Wie bei jedem Ausdauersport liegt auch beim Schwimmen der Schlüssel zum Erfolg in der Kontinuität der Bewegungen. Auch das Ankommen und Umdrehen am Beckenrand darf also den kontinuierlichen Bewegungsablauf beim Schwimmen nicht unterbrechen, sondern sollte in ihn eingebunden werden. Wenn der Schwimmer alles richtig macht, empfindet er die Wendung nicht als Störung, sondern als Genuss einer dynamischen Bewegung.
Welche Arten der Wende am Beckenrand gibt es für Rückenschwimmer?
Der Rückenschwimmer kann am Beckenrand auf verschiedene Arten die Richtung wechseln, ohne den kontinuierlichen Bewegungsablauf zu unterbrechen. Dazu gehören unter anderem die Schrauben-Wendung, die Umwälz-Wendung und die sogenannte Naber-Wendung.
1. Die Schrauben-Wendung: Hierbei dreht sich der Rücken-Kraulschwimmer einfach um seine eigene Achse, nachdem er den Beckenrand mit den Fingerspitzen berührt hat. Der Kopf bleibt permanent unter Wasser.
2. Die Umwälz-Wendung: Während der Rückenschwimmer mit der Hand den Beckenrand berührt, wälzt er sich mit dem Mund nach unten zeigend um auf den Bauch und dreht sich wieder auf den Rücken, während er sich mit den Füßen abstößst. Der Impuls bei dieser Drehung kommt aus dem Rücken.
3. Die „Naber-Wendung“: Benannt nach ihrem Erfinder, dem Schwimmer John Naber, funktioniert diese Wendung ähnlich wie die Schrauben-Wendung. Allerdings bleibt hierbei das Gesicht permanent außerhalb des Wassers.

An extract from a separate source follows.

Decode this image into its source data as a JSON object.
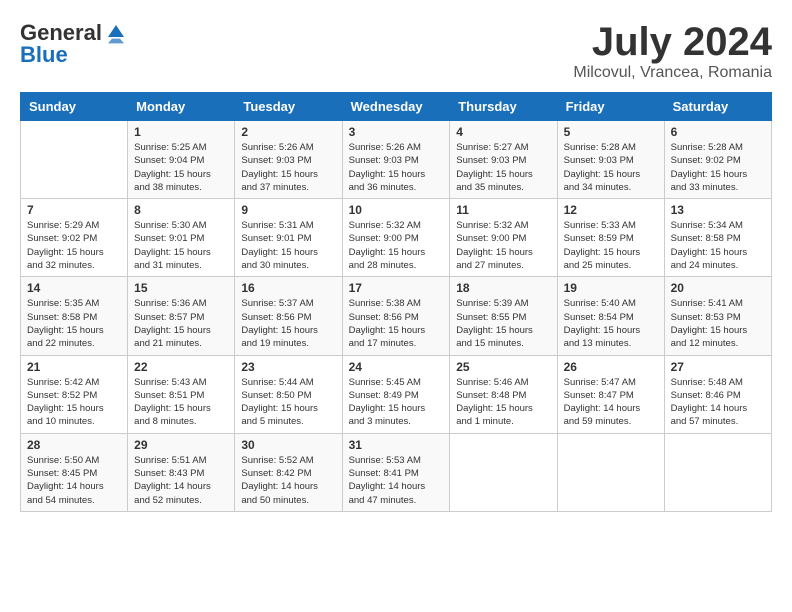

Wie wenden Brust-, Kraul- und Schmetterlingsschwimmer am Beckenrand?
Brust-, Kraul- und Schmetterlingsschwimmer wechseln die Richtung im Grunde ähnlich, berühren jedoch den Beckenrand mit beiden Händen gleichzeitig und halten die Schultern auf gleicher Höhe. Die effektivste, aber komplexeste Wende beim Schwimmen im Brust-, Kraul- oder Schmetterlingsstil ist allerdings die Purzelbaum-Wendung unter Wasser.
Wie funktioniert die Purzelbaum-Wendung unter Wasser?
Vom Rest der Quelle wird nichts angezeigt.